Optimization requires measurement, so you’ll first have to add code to measure the performance of your RPCs. This might involve a script that parses -V output, but it’s probably better in the end to add performance metrics, such as average latency between request and response, to your client model and/or Paxos implementation. Read lockseq_model.cc to see how the client model works.

Extra phases

There’s further to go if you’d like. Consider designing and writing your own client models; can you find one better than lockseq_model at catching bugs? Or implement a view change protocol that supports adding and removing servers from a running replica group. Or implement a state transfer mechanism. This would allow a new server to copy the underlying database state from existing servers in bulk, which is usually faster than replaying an operation log (and has the additional advantage that it allows servers to truncate their logs).

Hints

First read our Multi-Paxos notes.

Your first design challenge involves the concept of a slot number. Multi-Paxos agrees on successive versions of an append-only log data structure comprising a sequence of slots. Logically, each slot could be handled by a separate instance of the Paxos protocol. But slots are not Paxos rounds. When there’s a stable leader, that leader stays in a single round while committing successive operations to increasing slots. How will you represent a slot number and a round? Maybe you can combine them—e.g., put the slot number in the lower bits of a “slot + round” parameter. Or maybe it’s cleaner to keep them separate. How do Raft and VR handle this?

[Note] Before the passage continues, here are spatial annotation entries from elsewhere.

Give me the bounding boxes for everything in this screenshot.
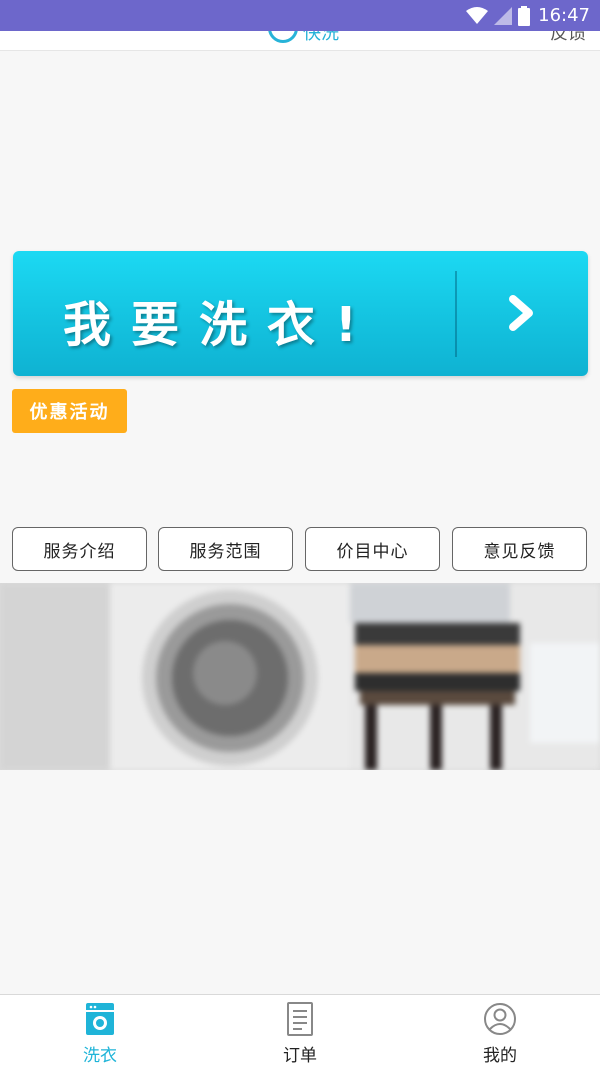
header-title: 快洗 — [303, 31, 339, 44]
app-logo-icon — [268, 31, 298, 43]
status-time: 16:47 — [538, 5, 590, 26]
header-feedback-link[interactable]: 反馈 — [550, 31, 586, 45]
status-icons — [466, 5, 531, 26]
bottom-nav: 洗衣 订单 我的 — [0, 994, 600, 1067]
feedback-button[interactable]: 意见反馈 — [452, 527, 587, 571]
nav-item-orders[interactable]: 订单 — [200, 995, 400, 1067]
price-center-button[interactable]: 价目中心 — [305, 527, 440, 571]
nav-label-orders: 订单 — [283, 1046, 317, 1066]
service-intro-button[interactable]: 服务介绍 — [12, 527, 147, 571]
cta-divider — [455, 271, 457, 357]
promotions-tag[interactable]: 优惠活动 — [12, 389, 127, 433]
nav-item-wash[interactable]: 洗衣 — [0, 995, 200, 1067]
wash-now-label: 我要洗衣! — [63, 297, 377, 353]
washing-machine-icon — [82, 1001, 118, 1037]
nav-item-me[interactable]: 我的 — [400, 995, 600, 1067]
user-icon — [482, 1001, 518, 1037]
signal-icon — [494, 6, 513, 25]
nav-label-wash: 洗衣 — [83, 1046, 117, 1066]
chevron-right-icon — [499, 291, 543, 335]
wifi-icon — [466, 6, 489, 25]
battery-icon — [518, 5, 531, 26]
nav-label-me: 我的 — [483, 1046, 517, 1066]
promo-banner-image[interactable] — [0, 583, 600, 770]
service-area-button[interactable]: 服务范围 — [158, 527, 293, 571]
document-icon — [282, 1001, 318, 1037]
wash-now-button[interactable]: 我要洗衣! — [13, 251, 588, 376]
status-bar: 16:47 — [0, 0, 600, 31]
app-header: 快洗 反馈 — [0, 31, 600, 51]
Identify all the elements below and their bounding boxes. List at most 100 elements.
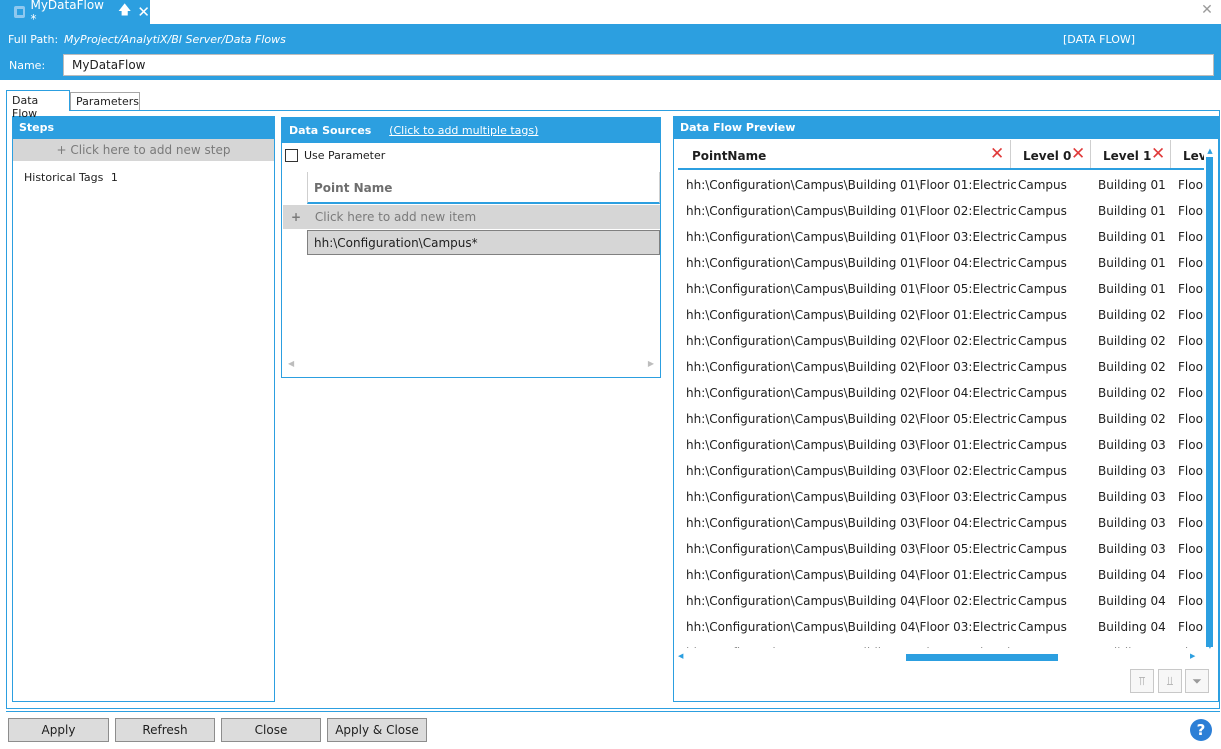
- table-row[interactable]: hh:\Configuration\Campus\Building 03\Flo…: [678, 458, 1204, 484]
- tab-parameters[interactable]: Parameters: [70, 92, 140, 110]
- horizontal-scroll-thumb[interactable]: [906, 654, 1058, 661]
- table-row[interactable]: hh:\Configuration\Campus\Building 02\Flo…: [678, 380, 1204, 406]
- column-header-pointname[interactable]: PointName ✕: [678, 140, 1011, 168]
- preview-title: Data Flow Preview: [674, 117, 1218, 139]
- scroll-up-icon[interactable]: ▲: [1205, 147, 1215, 155]
- table-cell: Floor 04: [1178, 386, 1204, 400]
- table-cell: Floor 03: [1178, 620, 1204, 634]
- document-tab-title: MyDataFlow *: [30, 0, 104, 26]
- table-cell: hh:\Configuration\Campus\Building 01\Flo…: [686, 204, 1016, 218]
- table-row[interactable]: hh:\Configuration\Campus\Building 02\Flo…: [678, 406, 1204, 432]
- add-step-button[interactable]: + Click here to add new step: [13, 139, 274, 161]
- help-icon[interactable]: ?: [1190, 719, 1212, 741]
- table-cell: Building 03: [1098, 542, 1166, 556]
- table-cell: Building 02: [1098, 334, 1166, 348]
- table-cell: Campus: [1018, 568, 1067, 582]
- scroll-right-icon[interactable]: ▶: [648, 359, 654, 368]
- table-row[interactable]: hh:\Configuration\Campus\Building 02\Flo…: [678, 354, 1204, 380]
- column-header-label: Level 1: [1103, 149, 1152, 163]
- table-cell: hh:\Configuration\Campus\Building 02\Flo…: [686, 386, 1016, 400]
- table-row[interactable]: hh:\Configuration\Campus\Building 03\Flo…: [678, 484, 1204, 510]
- add-multiple-tags-link[interactable]: (Click to add multiple tags): [389, 124, 538, 137]
- table-row[interactable]: hh:\Configuration\Campus\Building 01\Flo…: [678, 250, 1204, 276]
- source-tag-row[interactable]: hh:\Configuration\Campus*: [307, 230, 660, 255]
- table-cell: Building 03: [1098, 516, 1166, 530]
- table-row[interactable]: hh:\Configuration\Campus\Building 01\Flo…: [678, 224, 1204, 250]
- full-path-value: MyProject/AnalytiX/BI Server/Data Flows: [64, 33, 286, 46]
- step-item[interactable]: Historical Tags 1: [13, 161, 274, 194]
- table-cell: Floor 05: [1178, 412, 1204, 426]
- filter-add-icon[interactable]: ⫪: [1130, 669, 1154, 693]
- table-cell: Campus: [1018, 412, 1067, 426]
- table-row[interactable]: hh:\Configuration\Campus\Building 03\Flo…: [678, 536, 1204, 562]
- table-row[interactable]: hh:\Configuration\Campus\Building 04\Flo…: [678, 562, 1204, 588]
- table-cell: Campus: [1018, 282, 1067, 296]
- sources-horizontal-scrollbar[interactable]: ◀ ▶: [288, 359, 654, 368]
- table-row[interactable]: hh:\Configuration\Campus\Building 04\Flo…: [678, 640, 1204, 648]
- table-cell: Campus: [1018, 542, 1067, 556]
- table-row[interactable]: hh:\Configuration\Campus\Building 02\Flo…: [678, 328, 1204, 354]
- column-header-level-1[interactable]: Level 1 ✕: [1091, 140, 1171, 168]
- table-row[interactable]: hh:\Configuration\Campus\Building 03\Flo…: [678, 432, 1204, 458]
- apply-close-button[interactable]: Apply & Close: [327, 718, 427, 742]
- table-cell: hh:\Configuration\Campus\Building 02\Flo…: [686, 334, 1016, 348]
- preview-vertical-scrollbar[interactable]: ▲ ▼: [1205, 147, 1215, 652]
- table-cell: Building 01: [1098, 204, 1166, 218]
- document-tab[interactable]: MyDataFlow * 🡅 ✕: [0, 0, 150, 26]
- scroll-left-icon[interactable]: ◀: [678, 652, 683, 660]
- table-cell: Building 01: [1098, 282, 1166, 296]
- table-cell: hh:\Configuration\Campus\Building 03\Flo…: [686, 464, 1016, 478]
- tab-data-flow[interactable]: Data Flow: [6, 90, 70, 120]
- refresh-button[interactable]: Refresh: [115, 718, 215, 742]
- table-row[interactable]: hh:\Configuration\Campus\Building 03\Flo…: [678, 510, 1204, 536]
- table-cell: Building 03: [1098, 464, 1166, 478]
- table-cell: Campus: [1018, 490, 1067, 504]
- column-header-level-2[interactable]: Level 2: [1171, 140, 1204, 168]
- table-cell: hh:\Configuration\Campus\Building 03\Flo…: [686, 542, 1016, 556]
- column-header-label: Level 0: [1023, 149, 1072, 163]
- add-item-label: Click here to add new item: [314, 210, 477, 224]
- table-cell: Building 02: [1098, 412, 1166, 426]
- remove-column-icon[interactable]: ✕: [990, 146, 1004, 163]
- filter-remove-icon[interactable]: ⫫: [1158, 669, 1182, 693]
- scroll-down-icon[interactable]: ▼: [1205, 642, 1215, 650]
- table-cell: Floor 03: [1178, 490, 1204, 504]
- table-row[interactable]: hh:\Configuration\Campus\Building 04\Flo…: [678, 614, 1204, 640]
- window-close-icon[interactable]: ✕: [1200, 3, 1214, 17]
- table-cell: hh:\Configuration\Campus\Building 03\Flo…: [686, 516, 1016, 530]
- remove-column-icon[interactable]: ✕: [1151, 146, 1165, 163]
- step-name: Historical Tags: [24, 171, 104, 184]
- point-name-column-header[interactable]: Point Name: [307, 172, 660, 204]
- table-cell: Campus: [1018, 386, 1067, 400]
- add-item-button[interactable]: + Click here to add new item: [283, 205, 660, 229]
- remove-column-icon[interactable]: ✕: [1071, 146, 1085, 163]
- column-header-label: PointName: [692, 149, 767, 163]
- table-row[interactable]: hh:\Configuration\Campus\Building 01\Flo…: [678, 198, 1204, 224]
- funnel-icon[interactable]: ⏷: [1185, 669, 1209, 693]
- header-band: Full Path: MyProject/AnalytiX/BI Server/…: [0, 24, 1221, 80]
- scroll-left-icon[interactable]: ◀: [288, 359, 294, 368]
- table-cell: Building 03: [1098, 438, 1166, 452]
- scroll-right-icon[interactable]: ▶: [1190, 652, 1195, 660]
- table-cell: hh:\Configuration\Campus\Building 03\Flo…: [686, 490, 1016, 504]
- apply-button[interactable]: Apply: [8, 718, 109, 742]
- data-flow-icon: [14, 6, 26, 18]
- table-row[interactable]: hh:\Configuration\Campus\Building 02\Flo…: [678, 302, 1204, 328]
- data-sources-panel: Data Sources (Click to add multiple tags…: [281, 117, 661, 378]
- table-row[interactable]: hh:\Configuration\Campus\Building 01\Flo…: [678, 276, 1204, 302]
- table-cell: Campus: [1018, 360, 1067, 374]
- column-header-level-0[interactable]: Level 0 ✕: [1011, 140, 1091, 168]
- table-cell: Campus: [1018, 620, 1067, 634]
- name-input[interactable]: MyDataFlow: [63, 54, 1214, 76]
- use-parameter-checkbox[interactable]: [285, 149, 298, 162]
- close-icon[interactable]: ✕: [137, 3, 150, 21]
- table-cell: Campus: [1018, 438, 1067, 452]
- close-button[interactable]: Close: [221, 718, 321, 742]
- use-parameter-option[interactable]: Use Parameter: [285, 149, 385, 162]
- table-row[interactable]: hh:\Configuration\Campus\Building 04\Flo…: [678, 588, 1204, 614]
- preview-horizontal-scrollbar[interactable]: ◀ ▶: [678, 652, 1202, 662]
- table-row[interactable]: hh:\Configuration\Campus\Building 01\Flo…: [678, 172, 1204, 198]
- vertical-scroll-thumb[interactable]: [1206, 157, 1213, 647]
- table-cell: hh:\Configuration\Campus\Building 01\Flo…: [686, 282, 1016, 296]
- pin-icon[interactable]: 🡅: [118, 1, 131, 23]
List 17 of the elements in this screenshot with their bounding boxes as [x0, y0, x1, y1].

As in pset 2, the simulation is fully deterministic for a given seed. If you find a failing seed, you can reproduce and debug it exactly. Tag your code with git tag when you find interesting failures so you can come back to them.

The handout code is configured with loss rate 0, but after phase 1, it’s probably better to change the default loss rate to something like 0.01. With no loss, even a broken protocol may appear to work.

Turnin

You will commit your code and a writeup in pset3/TURNIN.md that describes your work.

You are amazing, but at some point during your work, you will have a bug in your implementation. Your TURNIN.md must describe this bug, give a commit hash that demonstrates the bug, and describe how you found it and how you fixed it. Give specific pt-paxos arguments that demonstrate the error.